她在殿里沐浴,梳头,待要穿衣,发现宫女送上来的衣裙竟然是道袍。
她皱眉道:“我不穿这个,换别的来。”
宫女跪到地上,抖抖索索道:“这是王爷的旨意,让奴婢们尽心服侍殿下穿衣。”
之寒褪去纱衣,抱住光臂,纵使宫里的龙烧得热,她还是瑟瑟发抖,她说:“我不会穿的。你我就此僵着,冻死我算了。”
小霜走进来,对那宫女说:“给殿下换寻常宫装。”
宫女无奈道:“是,娘娘。”
小霜服侍之寒穿好衣裙。
之寒默默盯着她。
小霜蹲着,双手抚平她的裙摆上的褶皱,微笑道:“殿下仿佛胖了些,裙子短了,得让他们重新做。”
之寒问:“小霜,你能帮我逃走吗?”
小霜愣了一下,屏退宫人,道:“我没有这么大的能耐。求我,不如去求太后。”
之寒低头念叨:“她会帮我吗?”
小霜埋首,回了她一句莫名其妙的话:“她会的。”
之寒走出去,发现光王与太后仍在等她。她一现身,就察觉光王眼底的欲望,几乎要击穿她。他看她,如同看一只笼子里的鸟、暗室里的囚徒。她很疲倦,浑身骨头疼,脚更疼,这一日一夜实在太过漫长,她想缩在被窝里,好好睡一觉,顺便舔一舔自己的伤口。

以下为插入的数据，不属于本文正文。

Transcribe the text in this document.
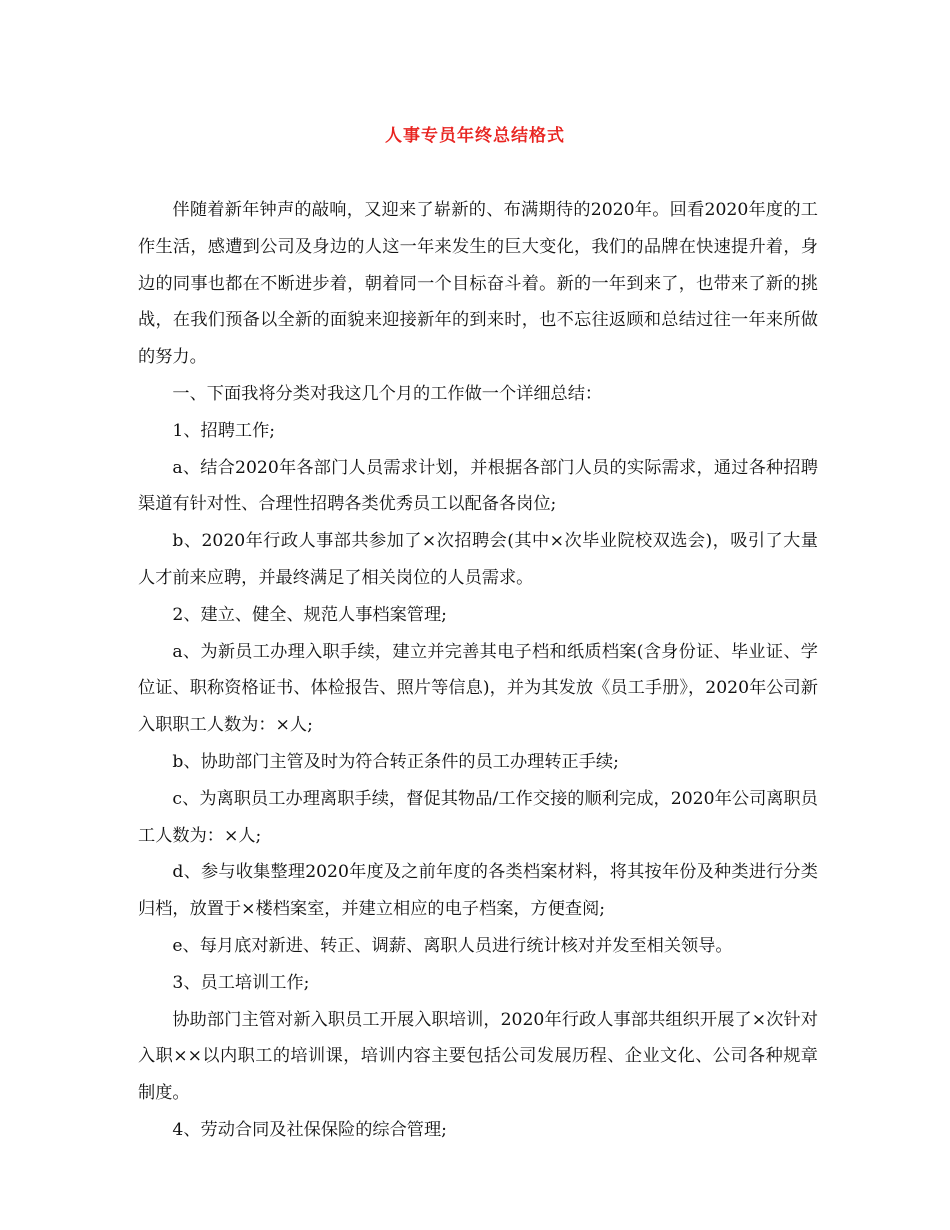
人事专员年终总结格式

伴随着新年钟声的敲响，又迎来了崭新的、布满期待的2020年。回看2020年度的工作生活，感遭到公司及身边的人这一年来发生的巨大变化，我们的品牌在快速提升着，身边的同事也都在不断进步着，朝着同一个目标奋斗着。新的一年到来了，也带来了新的挑战，在我们预备以全新的面貌来迎接新年的到来时，也不忘往返顾和总结过往一年来所做的努力。

一、下面我将分类对我这几个月的工作做一个详细总结：

1、招聘工作;

a、结合2020年各部门人员需求计划，并根据各部门人员的实际需求，通过各种招聘渠道有针对性、合理性招聘各类优秀员工以配备各岗位;

b、2020年行政人事部共参加了×次招聘会(其中×次毕业院校双选会)，吸引了大量人才前来应聘，并最终满足了相关岗位的人员需求。

2、建立、健全、规范人事档案管理;

a、为新员工办理入职手续，建立并完善其电子档和纸质档案(含身份证、毕业证、学位证、职称资格证书、体检报告、照片等信息)，并为其发放《员工手册》，2020年公司新入职职工人数为：×人;

b、协助部门主管及时为符合转正条件的员工办理转正手续;

c、为离职员工办理离职手续，督促其物品/工作交接的顺利完成，2020年公司离职员工人数为：×人;

d、参与收集整理2020年度及之前年度的各类档案材料，将其按年份及种类进行分类归档，放置于×楼档案室，并建立相应的电子档案，方便查阅;

e、每月底对新进、转正、调薪、离职人员进行统计核对并发至相关领导。

3、员工培训工作;

协助部门主管对新入职员工开展入职培训，2020年行政人事部共组织开展了×次针对入职××以内职工的培训课，培训内容主要包括公司发展历程、企业文化、公司各种规章制度。

4、劳动合同及社保保险的综合管理;
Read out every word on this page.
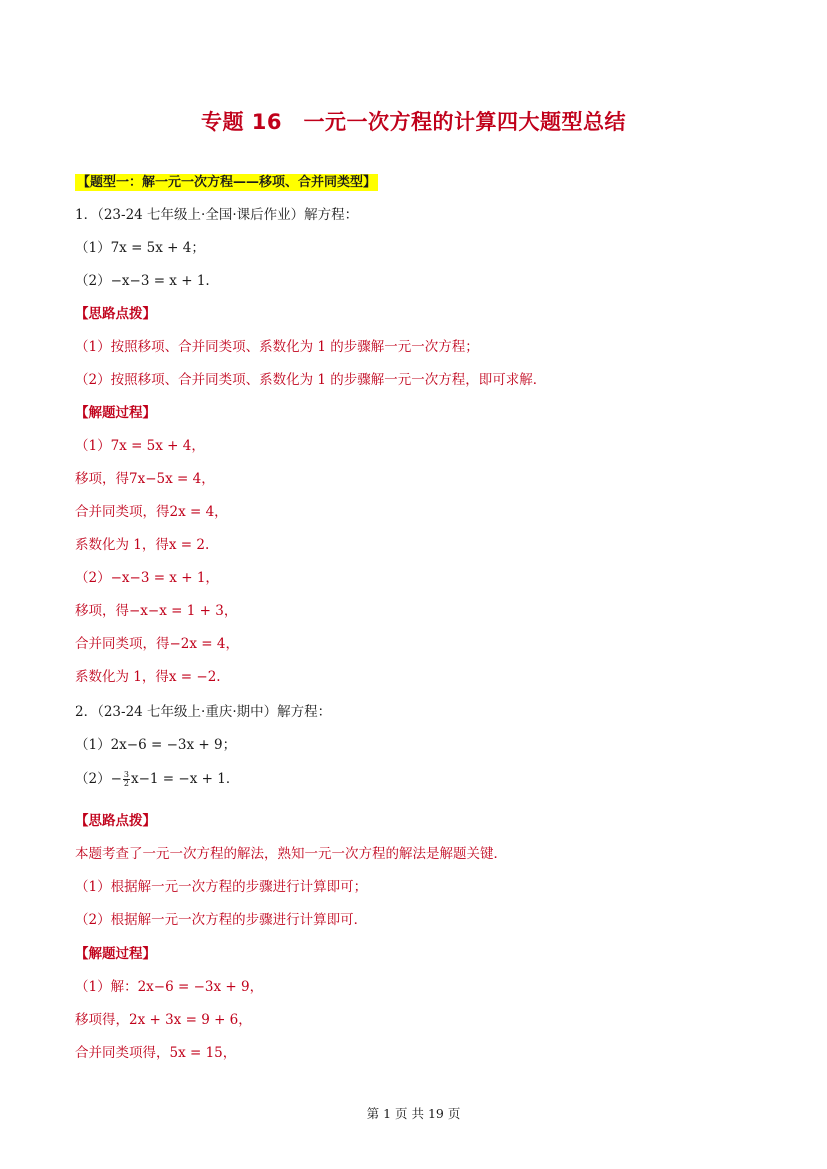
专题 16　一元一次方程的计算四大题型总结
【题型一：解一元一次方程——移项、合并同类型】
1．（23-24 七年级上·全国·课后作业）解方程：
（1）7x = 5x + 4；
（2）−x−3 = x + 1.
【思路点拨】
（1）按照移项、合并同类项、系数化为 1 的步骤解一元一次方程；
（2）按照移项、合并同类项、系数化为 1 的步骤解一元一次方程，即可求解．
【解题过程】
（1）7x = 5x + 4，
移项，得7x−5x = 4，
合并同类项，得2x = 4，
系数化为 1，得x = 2.
（2）−x−3 = x + 1，
移项，得−x−x = 1 + 3，
合并同类项，得−2x = 4，
系数化为 1，得x = −2.
2．（23-24 七年级上·重庆·期中）解方程：
（1）2x−6 = −3x + 9；
$(2)- \frac{3}{2} x-1 = -x + 1$．
【思路点拨】
本题考查了一元一次方程的解法，熟知一元一次方程的解法是解题关键．
（1）根据解一元一次方程的步骤进行计算即可；
（2）根据解一元一次方程的步骤进行计算即可．
【解题过程】
（1）解：2x−6 = −3x + 9，
移项得，2x + 3x = 9 + 6，
合并同类项得，5x = 15，
第 1 页 共 19 页
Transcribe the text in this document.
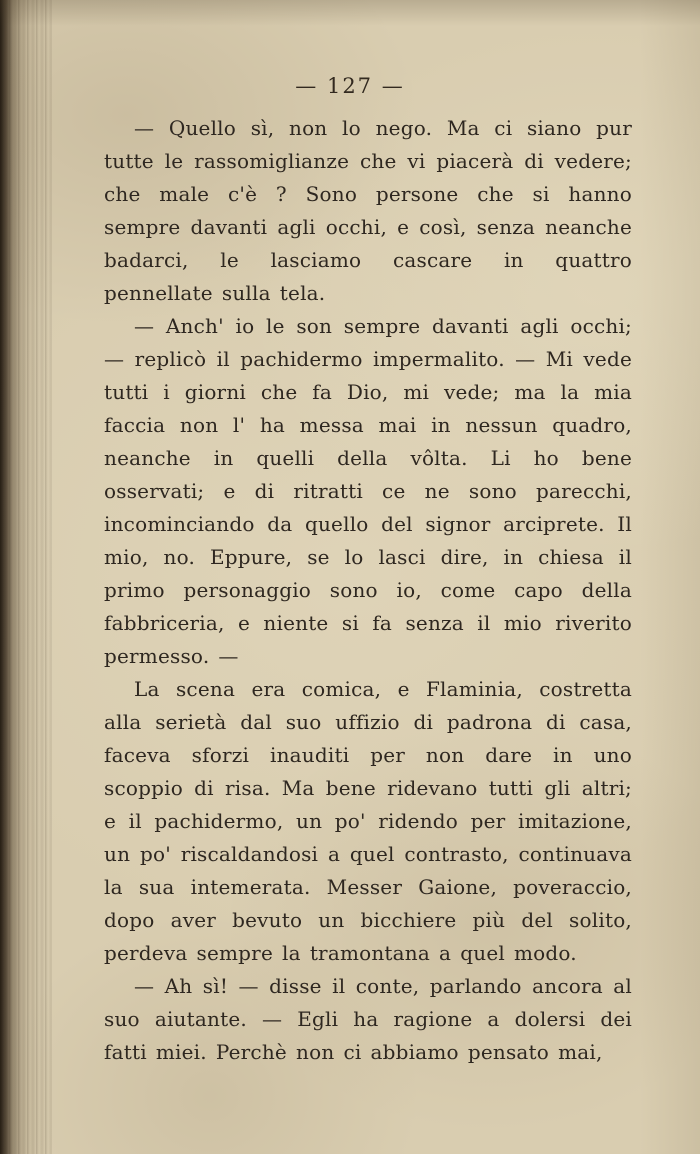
— 127 —

— Quello sì, non lo nego. Ma ci siano pur tutte le rassomiglianze che vi piacerà di vedere; che male c'è ? Sono persone che si hanno sempre davanti agli occhi, e così, senza neanche badarci, le lasciamo cascare in quattro pennellate sulla tela.

— Anch' io le son sempre davanti agli occhi; — replicò il pachidermo impermalito. — Mi vede tutti i giorni che fa Dio, mi vede; ma la mia faccia non l' ha messa mai in nessun quadro, neanche in quelli della vôlta. Li ho bene osservati; e di ritratti ce ne sono parecchi, incominciando da quello del signor arciprete. Il mio, no. Eppure, se lo lasci dire, in chiesa il primo personaggio sono io, come capo della fabbriceria, e niente si fa senza il mio riverito permesso. —

La scena era comica, e Flaminia, costretta alla serietà dal suo uffizio di padrona di casa, faceva sforzi inauditi per non dare in uno scoppio di risa. Ma bene ridevano tutti gli altri; e il pachidermo, un po' ridendo per imitazione, un po' riscaldandosi a quel contrasto, continuava la sua intemerata. Messer Gaione, poveraccio, dopo aver bevuto un bicchiere più del solito, perdeva sempre la tramontana a quel modo.

— Ah sì! — disse il conte, parlando ancora al suo aiutante. — Egli ha ragione a dolersi dei fatti miei. Perchè non ci abbiamo pensato mai,
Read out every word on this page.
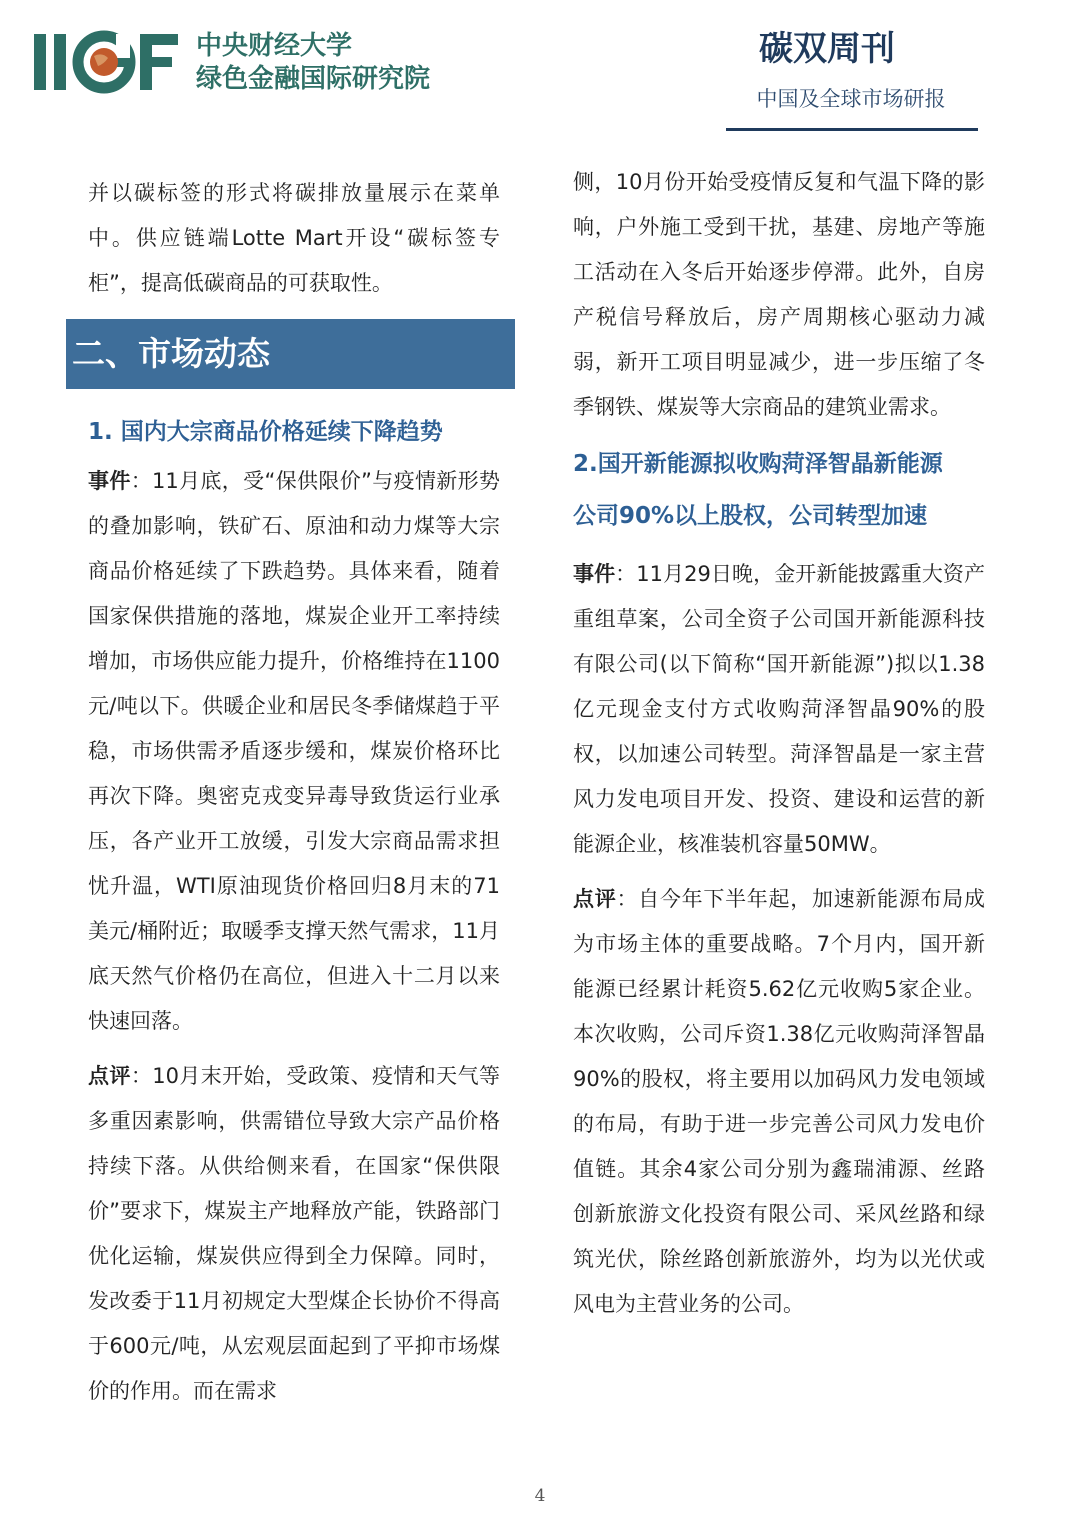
中央财经大学
绿色金融国际研究院
碳双周刊
中国及全球市场研报

并以碳标签的形式将碳排放量展示在菜单中。供应链端Lotte Mart开设“碳标签专柜”，提高低碳商品的可获取性。

二、市场动态
1. 国内大宗商品价格延续下降趋势

事件：11月底，受“保供限价”与疫情新形势的叠加影响，铁矿石、原油和动力煤等大宗商品价格延续了下跌趋势。具体来看，随着国家保供措施的落地，煤炭企业开工率持续增加，市场供应能力提升，价格维持在1100元/吨以下。供暖企业和居民冬季储煤趋于平稳，市场供需矛盾逐步缓和，煤炭价格环比再次下降。奥密克戎变异毒导致货运行业承压，各产业开工放缓，引发大宗商品需求担忧升温，WTI原油现货价格回归8月末的71美元/桶附近；取暖季支撑天然气需求，11月底天然气价格仍在高位，但进入十二月以来快速回落。

点评：10月末开始，受政策、疫情和天气等多重因素影响，供需错位导致大宗产品价格持续下落。从供给侧来看，在国家“保供限价”要求下，煤炭主产地释放产能，铁路部门优化运输，煤炭供应得到全力保障。同时，发改委于11月初规定大型煤企长协价不得高于600元/吨，从宏观层面起到了平抑市场煤价的作用。而在需求

侧，10月份开始受疫情反复和气温下降的影响，户外施工受到干扰，基建、房地产等施工活动在入冬后开始逐步停滞。此外，自房产税信号释放后，房产周期核心驱动力减弱，新开工项目明显减少，进一步压缩了冬季钢铁、煤炭等大宗商品的建筑业需求。

2.国开新能源拟收购菏泽智晶新能源
公司90%以上股权，公司转型加速

事件：11月29日晚，金开新能披露重大资产重组草案，公司全资子公司国开新能源科技有限公司(以下简称“国开新能源”)拟以1.38亿元现金支付方式收购菏泽智晶90%的股权，以加速公司转型。菏泽智晶是一家主营风力发电项目开发、投资、建设和运营的新能源企业，核准装机容量50MW。

点评：自今年下半年起，加速新能源布局成为市场主体的重要战略。7个月内，国开新能源已经累计耗资5.62亿元收购5家企业。本次收购，公司斥资1.38亿元收购菏泽智晶90%的股权，将主要用以加码风力发电领域的布局，有助于进一步完善公司风力发电价值链。其余4家公司分别为鑫瑞浦源、丝路创新旅游文化投资有限公司、采风丝路和绿筑光伏，除丝路创新旅游外，均为以光伏或风电为主营业务的公司。

4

之寒扬起下巴,双手放在腰上,藏在袖子里的手捏一捏虎口,让自己清醒些,然后微曲膝盖,行礼,“之寒回来了,母后。”
光王盯着这具更年轻的身体、这朵更娇艳的花,心旌摇曳,一时忘乎所以,朝之寒伸出手,“太真,你来。”
之寒一动不动。
太后眉头紧蹙,也朝之寒伸手,“团团儿,母后想你,今晚同母后一起睡。”
光王回过神,眼珠子来回在母女脸上打转,说了句:“也好。”
之寒来到太后寝宫,举目望一望,又见熟悉的绣架,宫里的熏香似乎更浓烈一些了。她踢掉绣鞋,爬上软榻,面朝里,头枕在手臂上,闭上眼睛,不一会儿,整个人就迷迷糊糊起来
太后笨拙地撑着腰,在宫人搀扶下坐在绣架前,低头,飞针走线,过了一会儿,嗓音沉沉传来:“你为什么要回来?”
之寒睁开眼睛,琢磨着这句话,一时没有出声。
太后加重了语气,拖长音:“你为什么回来!”她手中的针飞得越来越快,丝线缠绕到一起,乱成一团球,干脆把绣架往前一推,几乎是吼出来,“为什么!为什么!”
原来——是这样。
她的生活波澜不惊、和和美美……
她巴不得女儿死在定州不回来!
好在,之寒的身后已有家人,她身上倒是比刚才更松弛,她放心去睡。
太后的嗓音越发飘渺幽怨:“他更喜欢你。你知道的!你明明知道!
之寒再一次从瞌睡中挣脱出来,“母后,我的家在定州。你不想认我这个女儿,就帮我逃出去吧。”
半个月后,玉京城的天空烟火绚烂。
满城都响起“甲子”的叫喊声。
天子御下之京本该井然有序,如今却是一派兵荒马乱之景。官府里的老爷们不知道这群人是从哪里钻出来的,追了这一头,又从那一头冒出来。严府之外的禁军也被这群鬼缠上,阵型开始松散。